Lesueur, à cet égard, était plus logique. Ces fugues monstrueuses, qui par leur
ressemblance avec les vociférations d'une troupe d'ivrognes, paraissent n'être
qu'une parodie impie du texte et du style sacrés, il les trouvait, lui aussi,
dignes des temps et des peuples barbares mais il se gardait d'en écrire, et les
fugues assez rares qu'il a disséminées dans ses œuvres religieuses n'ont rien de
commun avec ces grotesques abominations. L'une de ses fugues, au contraire,
commençant par ces mots: Quis enarrabit cœlorum gloriam! est un chef-d'œuvre
de dignité de style, de science harmonique, et bien plus, un chef-d'œuvre aussi
d'expression que la forme fugué sert ici elle-même. Quand, après l'exposition
du sujet (large et beau) commençant par la dominante, la réponse vient à entrer
avec éclat sur la tonique, en répétant ces mots: Quis enarrabit! (qui racontera
la gloire des cieux? ), il semble que cette partie du chœur échauffée par
l'enthousiasme de l'autre, s'élance à son tour pour
chanter avec un redoublement d'exaltation les merveilles du firmament. Et puis,
comme le rayonnement instrumental colore avec bonheur toute cette harmonie
vocale! Avec quelle puissance ces basses se meuvent sous ces dessins de violons
qui scintillent dans les parties élevées de l'orchestre, comme des étoiles.

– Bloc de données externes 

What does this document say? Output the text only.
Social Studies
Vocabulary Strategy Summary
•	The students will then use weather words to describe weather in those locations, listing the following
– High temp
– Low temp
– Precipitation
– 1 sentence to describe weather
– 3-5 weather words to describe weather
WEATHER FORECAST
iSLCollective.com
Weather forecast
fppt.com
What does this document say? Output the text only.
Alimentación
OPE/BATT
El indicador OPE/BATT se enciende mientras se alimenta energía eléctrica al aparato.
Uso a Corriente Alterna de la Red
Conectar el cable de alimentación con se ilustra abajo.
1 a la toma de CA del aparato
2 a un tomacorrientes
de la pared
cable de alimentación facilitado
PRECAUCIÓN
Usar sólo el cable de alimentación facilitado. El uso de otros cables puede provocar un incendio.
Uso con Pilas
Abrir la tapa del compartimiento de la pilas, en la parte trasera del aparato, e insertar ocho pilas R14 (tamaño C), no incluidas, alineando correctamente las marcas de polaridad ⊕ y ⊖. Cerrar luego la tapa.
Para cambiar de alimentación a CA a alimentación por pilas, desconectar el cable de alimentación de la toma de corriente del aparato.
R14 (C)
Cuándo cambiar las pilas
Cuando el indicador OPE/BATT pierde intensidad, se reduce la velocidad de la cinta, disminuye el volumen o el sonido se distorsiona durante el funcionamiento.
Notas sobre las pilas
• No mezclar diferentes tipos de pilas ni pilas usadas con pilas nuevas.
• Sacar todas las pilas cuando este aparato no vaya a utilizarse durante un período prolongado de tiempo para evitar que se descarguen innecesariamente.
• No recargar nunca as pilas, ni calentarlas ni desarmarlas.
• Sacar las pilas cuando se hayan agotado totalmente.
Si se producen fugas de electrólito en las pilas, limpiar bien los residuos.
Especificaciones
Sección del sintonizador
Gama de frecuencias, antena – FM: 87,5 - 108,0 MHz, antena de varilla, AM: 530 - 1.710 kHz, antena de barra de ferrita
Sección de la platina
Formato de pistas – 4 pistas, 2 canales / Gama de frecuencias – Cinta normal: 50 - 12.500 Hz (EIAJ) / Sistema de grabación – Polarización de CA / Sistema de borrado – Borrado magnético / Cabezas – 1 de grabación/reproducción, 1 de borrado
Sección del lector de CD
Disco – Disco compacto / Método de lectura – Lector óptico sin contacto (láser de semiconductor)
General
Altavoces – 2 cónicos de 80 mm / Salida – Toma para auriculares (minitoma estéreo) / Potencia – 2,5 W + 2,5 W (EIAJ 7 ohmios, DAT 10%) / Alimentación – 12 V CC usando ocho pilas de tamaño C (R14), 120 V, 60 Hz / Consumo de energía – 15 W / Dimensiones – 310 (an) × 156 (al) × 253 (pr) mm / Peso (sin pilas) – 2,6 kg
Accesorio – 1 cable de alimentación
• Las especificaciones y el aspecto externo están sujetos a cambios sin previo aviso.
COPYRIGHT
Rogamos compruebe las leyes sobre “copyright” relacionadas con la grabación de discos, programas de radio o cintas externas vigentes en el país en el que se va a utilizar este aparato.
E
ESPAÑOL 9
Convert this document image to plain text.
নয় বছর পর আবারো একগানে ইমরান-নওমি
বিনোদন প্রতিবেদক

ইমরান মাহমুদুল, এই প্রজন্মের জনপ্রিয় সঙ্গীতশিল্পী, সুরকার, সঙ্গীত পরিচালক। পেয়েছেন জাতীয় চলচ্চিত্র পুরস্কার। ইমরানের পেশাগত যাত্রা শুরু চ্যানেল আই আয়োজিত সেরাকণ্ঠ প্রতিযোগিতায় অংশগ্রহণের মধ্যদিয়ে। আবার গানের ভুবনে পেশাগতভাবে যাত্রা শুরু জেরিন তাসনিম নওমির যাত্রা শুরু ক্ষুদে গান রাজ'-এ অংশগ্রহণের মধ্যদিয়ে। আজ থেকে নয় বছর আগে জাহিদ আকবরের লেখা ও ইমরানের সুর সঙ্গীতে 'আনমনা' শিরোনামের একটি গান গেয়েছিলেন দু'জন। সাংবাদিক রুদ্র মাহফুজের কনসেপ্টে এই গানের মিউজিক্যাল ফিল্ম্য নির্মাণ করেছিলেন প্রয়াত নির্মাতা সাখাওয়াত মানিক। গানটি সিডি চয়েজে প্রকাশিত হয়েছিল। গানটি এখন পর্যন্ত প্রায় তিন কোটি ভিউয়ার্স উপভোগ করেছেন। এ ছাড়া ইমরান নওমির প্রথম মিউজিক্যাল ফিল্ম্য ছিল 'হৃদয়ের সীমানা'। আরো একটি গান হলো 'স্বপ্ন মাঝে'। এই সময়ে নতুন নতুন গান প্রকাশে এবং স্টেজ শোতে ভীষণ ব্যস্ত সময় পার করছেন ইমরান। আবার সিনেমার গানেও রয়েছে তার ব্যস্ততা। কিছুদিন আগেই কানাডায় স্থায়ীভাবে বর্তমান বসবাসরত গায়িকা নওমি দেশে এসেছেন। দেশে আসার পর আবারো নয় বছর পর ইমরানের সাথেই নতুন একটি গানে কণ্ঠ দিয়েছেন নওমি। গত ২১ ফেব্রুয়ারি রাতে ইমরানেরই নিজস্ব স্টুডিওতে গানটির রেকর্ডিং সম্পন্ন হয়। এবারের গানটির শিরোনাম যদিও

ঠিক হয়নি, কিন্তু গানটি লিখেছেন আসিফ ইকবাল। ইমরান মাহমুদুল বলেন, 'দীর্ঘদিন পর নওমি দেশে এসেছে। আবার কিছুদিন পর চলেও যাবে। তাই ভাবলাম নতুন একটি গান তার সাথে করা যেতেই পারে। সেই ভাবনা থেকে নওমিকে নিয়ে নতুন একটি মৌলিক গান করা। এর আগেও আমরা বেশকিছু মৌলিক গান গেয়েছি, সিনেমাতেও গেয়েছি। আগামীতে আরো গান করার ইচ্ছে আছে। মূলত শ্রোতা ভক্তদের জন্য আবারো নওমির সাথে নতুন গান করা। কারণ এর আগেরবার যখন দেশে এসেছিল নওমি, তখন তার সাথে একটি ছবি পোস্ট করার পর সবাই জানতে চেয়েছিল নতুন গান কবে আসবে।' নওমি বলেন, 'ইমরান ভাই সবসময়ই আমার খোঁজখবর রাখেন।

Quelle stretta éblouissante, sur la pédale! Certes! voilà une fugue justifiée
par le sens des paroles, digne de son objet et magnifiquement belle ! C'est
l'œuvre d'un musicien dont l'inspiration a été là d'une élévation rare, et d'un
artiste qui raisonnait son art ! Quant à ces fugues dont je parlais à Reicha,
fugues de tavernes et de mauvais lieux, j'en pourrais citer un grand nombre,
signées de maîtres bien supérieurs à Lesueur; mais, en les écrivant pour obéir à
l'usage, ces maîtres, quels qu'ils soient, n'en ont pas moins fait une
abnégation honteuse de leur intelligence et commis un outrage impardonnable à
l'expression musicale.
Reicha, avant de venir en France, avait été à Bonn le condisciple de Beethoven.
Je ne crois pas qu'ils aient jamais eu l'un pour l'autre une bien vive
sympathie, Reicha attachait un grand prix à ses connaissances en mathématiques,
« C'est à leur étude, nous disait-il pendant une de ses leçons, que je dois
d'être parvenu à me rendre complètement maître de mes idées: elle a dompté et
refroidi mon imagination, qui auparavant m'entraînait follement, et, en la
soumettant au raisonnement et à la réflexion, elle a doublé ses forces. » Je ne
sais si cette idée de Reicha est aussi juste qu'il le croyait et si ses facultés
musicales ont beaucoup gagné à l'étude des sciences exactes. Peut-être le goût
des combinaisons abstraites et des jeux d'esprit en musique, le charme réel qu'il
trouvait à résoudre certaines propositions épineuses qui ne servent guère qu'à
détourner l'art de son chemin en lui faisant perdre de vue le but auquel il doit
tendre
incessamment, en furent-ils le résultat; peut-être cet amour du calcul nuisit-il
beaucoup, au contraire, an succès et à la valeur de ses œuvres, en leur faisant
perd l'en expression mélodique ou harmonique, en effet purement musical, ce
qu'elles gagnaient en combinaisons ardues, en difficultés vaincues, en travaux
curieux, fait pour l'œil plutôt que pour l'oreille. Au reste, Reicha paraissait
aussi peu sensible à l'éloge qu'à la critique: il ne semblait attacher de prix
qu'aux succès des jeunes artistes dont l'éducation harmonique lui était confiée
au Conservatoire, et il leur donnait ses leçons avec tout le soin et toute
l'attention imaginables. Il avait fini par me témoigner de l'affection; mais,
dans le commencement de mes études, je m'aperçus que je l'incommodais à force de
lui demander la raison de toutes les règles: raison qu'en certains cas il ne
pouvait me donner, puisque... elle n'existe pas. Ses quintettes d'instruments à
vent ont joui d'une certaine vogue à Paris pendant plusieurs années. Ce sont des
compositions intéressantes, mais un peu froides Je me rappele, en revanche, avoir
entendu un duo magnifique, plein d'élan et de passion, dans son opéra de
Sapho, qui eut quelques représentations.